If you really hate me that much, you need to stop letting me put my penis inside of you. It sends the wrong message.
can you please tell me why I'm bleeding so heavily from my ass and all my makeup is gone?
So I decided to start saving money for my abortion in a tomato sauce jar because it says ‘Prego.’ I know I thought it was fucking genius!
The only thing better than Call of Duty is getting jerked off while playing Call of Duty.
Chances are I'll be there for your wedding. Camelbaks filled with jack and coke are appropriate attire, right?
Haha crisis adverted. Just told my dad I need to bone this guy. Nbd. He totes understands
Omg. One night stands are not supposed to show up to your swim class the morning after. Worst lesson ever.

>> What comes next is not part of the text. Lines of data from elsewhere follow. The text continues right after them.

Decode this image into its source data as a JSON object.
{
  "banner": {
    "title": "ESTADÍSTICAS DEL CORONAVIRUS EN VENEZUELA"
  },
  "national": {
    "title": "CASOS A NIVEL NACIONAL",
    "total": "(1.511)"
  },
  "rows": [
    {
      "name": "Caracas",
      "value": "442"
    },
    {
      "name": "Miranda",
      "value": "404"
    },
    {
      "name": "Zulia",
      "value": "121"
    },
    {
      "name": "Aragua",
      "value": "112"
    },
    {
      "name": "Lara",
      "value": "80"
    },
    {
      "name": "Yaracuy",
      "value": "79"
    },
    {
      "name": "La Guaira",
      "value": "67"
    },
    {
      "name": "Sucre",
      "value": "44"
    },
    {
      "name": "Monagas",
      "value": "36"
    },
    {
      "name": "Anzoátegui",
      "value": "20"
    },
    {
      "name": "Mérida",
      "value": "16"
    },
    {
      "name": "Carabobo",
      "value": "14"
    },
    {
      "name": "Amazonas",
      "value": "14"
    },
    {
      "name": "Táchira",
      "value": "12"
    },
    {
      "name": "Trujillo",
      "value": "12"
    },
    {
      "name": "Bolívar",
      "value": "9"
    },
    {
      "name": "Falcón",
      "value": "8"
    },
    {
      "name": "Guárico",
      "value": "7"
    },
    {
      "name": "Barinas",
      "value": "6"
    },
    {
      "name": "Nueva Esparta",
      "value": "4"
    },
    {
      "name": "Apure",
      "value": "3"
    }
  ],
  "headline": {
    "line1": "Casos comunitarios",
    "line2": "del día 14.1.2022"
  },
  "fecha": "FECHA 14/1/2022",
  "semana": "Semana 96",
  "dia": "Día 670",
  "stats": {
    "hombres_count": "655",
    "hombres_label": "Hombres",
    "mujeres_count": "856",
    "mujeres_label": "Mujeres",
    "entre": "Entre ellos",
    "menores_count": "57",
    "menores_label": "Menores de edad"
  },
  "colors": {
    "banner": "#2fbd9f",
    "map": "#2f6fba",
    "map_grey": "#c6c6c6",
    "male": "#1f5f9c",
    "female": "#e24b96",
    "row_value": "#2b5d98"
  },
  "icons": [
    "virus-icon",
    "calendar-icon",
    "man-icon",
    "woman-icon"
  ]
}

My only downfall is that I can only take shots in twos.
I said we should get a taxi and you were waving down cars, three of which were cops and one of them slowed down and shook his head then kept driving
He didn't think we needed a taxi
I'm drunk at 3:28
I'm jealous as shit at 3:34
Glad I can drunkenly remember to not get tomatoes on my Mexican pizza but can't tell a guy to keep his hands off my ass
He watches the nature channel every time I am here. It's like a manipulation technique because baby zebras will get me every time.
I skipped the handshake and went right for a dickshake I had him minutes after I saw him.
She told me the next morning I stared at her tits for like 15 minutes with binoculars from only a few seats away.